Johann Wilhelm Brücke (4 March 1800 – 1 April 1874) was a German landscape and architecture painter.

== Life ==
He was born in Stralsund. After completing school in Stralsund, he enrolled at the Prussian Academy of Arts where he studied under Johann Erdmann Hummel. With the financial support of his teacher and a small grant, he went to Rome in 1829. He remained there for almost five years, producing landscapes and vedute of Roman architecture. Upon his return to Berlin, he set himself up as a free-lance artist and regularly took part in major exhibitions at the Academy.

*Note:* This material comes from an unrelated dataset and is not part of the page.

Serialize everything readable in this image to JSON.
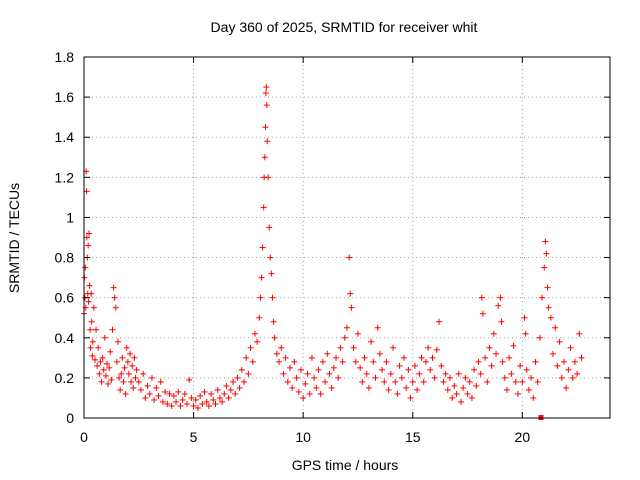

He found his own style early on and his work is easily recognizable from his use of reddish, sunset colors. However, some of his later paintings are reminiscent of the almost photographically realistic work of Eduard Gaertner.

Brücke died in Berlin on 1874. His popularity continued after his death, and his works formed part of a major exhibit at the "Jahrhundertausstellung Deutscher Kunst" (Centennial Exhibition of German Art) in 1906.

== Sources and further reading ==
- Gerhard Hansen: Wilhelm Brücke. Galerie unter den Linden, Berlin 1851. (Exhibition catalog)
- Irmgard Wirth: Berliner Malerei im 19. Jahrhundert. Siedler Verlag, Berlin 1990, ISBN 3-572-10011-9, pg, 195.
- Berlin Museum - Stadtbilder. Nicolaische Verlagsbuchhandlung and Verlag Willmuth Arenhövel, Berlin 1987, ISBN 3-87584-212-X, pg. 537.